Q. Do you use lead or metal-core wicks?
A. We use lead-free cotton (and high-quality wood wicks) sized for clean combustion.

Q. How can I burn any candle more cleanly?
A. Trim wick to ~¼″, avoid drafts, let a full melt pool form, limit burn to 3–4 hours, and ventilate after burning.

Q. How do I spot paraffin in a “soy” candle?
A. Look for “soy blend,” “paraffin,” “mineral wax,” or “microcrystalline” on labels/SDS. If it’s not stated, ask the brand.

Q. Are essential-oil candles safer than fragrance-oil candles?
A. Not automatically. We don’t use straight essential oils in candles because they’re not designed for an open flame. Many EOs have low flash points (raising flare/soot risk if overloaded), their components degrade under heat/combustion (so the aromatherapy benefits don’t survive the flame), and high EO loads can increase VOCs/irritation for sensitive people.

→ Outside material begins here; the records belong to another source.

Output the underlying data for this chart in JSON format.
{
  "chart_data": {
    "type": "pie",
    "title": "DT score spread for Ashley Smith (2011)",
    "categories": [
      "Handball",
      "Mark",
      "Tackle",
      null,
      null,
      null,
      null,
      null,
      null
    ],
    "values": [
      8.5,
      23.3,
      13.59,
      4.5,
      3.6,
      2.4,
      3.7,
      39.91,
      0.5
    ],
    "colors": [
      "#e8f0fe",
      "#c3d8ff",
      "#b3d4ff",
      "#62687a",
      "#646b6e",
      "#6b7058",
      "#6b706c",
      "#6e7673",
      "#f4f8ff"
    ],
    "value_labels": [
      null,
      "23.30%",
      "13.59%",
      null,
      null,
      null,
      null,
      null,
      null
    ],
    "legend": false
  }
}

Q. Do coconut farms use pesticides?
A. Sometimes (e.g., herbicides for under-tree weeds). It’s still a tree-crop system (less like herbicide-intensive row-cropping), and refined oils further reduce residues.

Q. What testing do you do?
A. We request supplier COAs (metals, specs) and prioritize low-paraffin, phthalate-free inputs; we conduct burn testing for even, low-soot performance and provide use guidance for cleaner indoor use.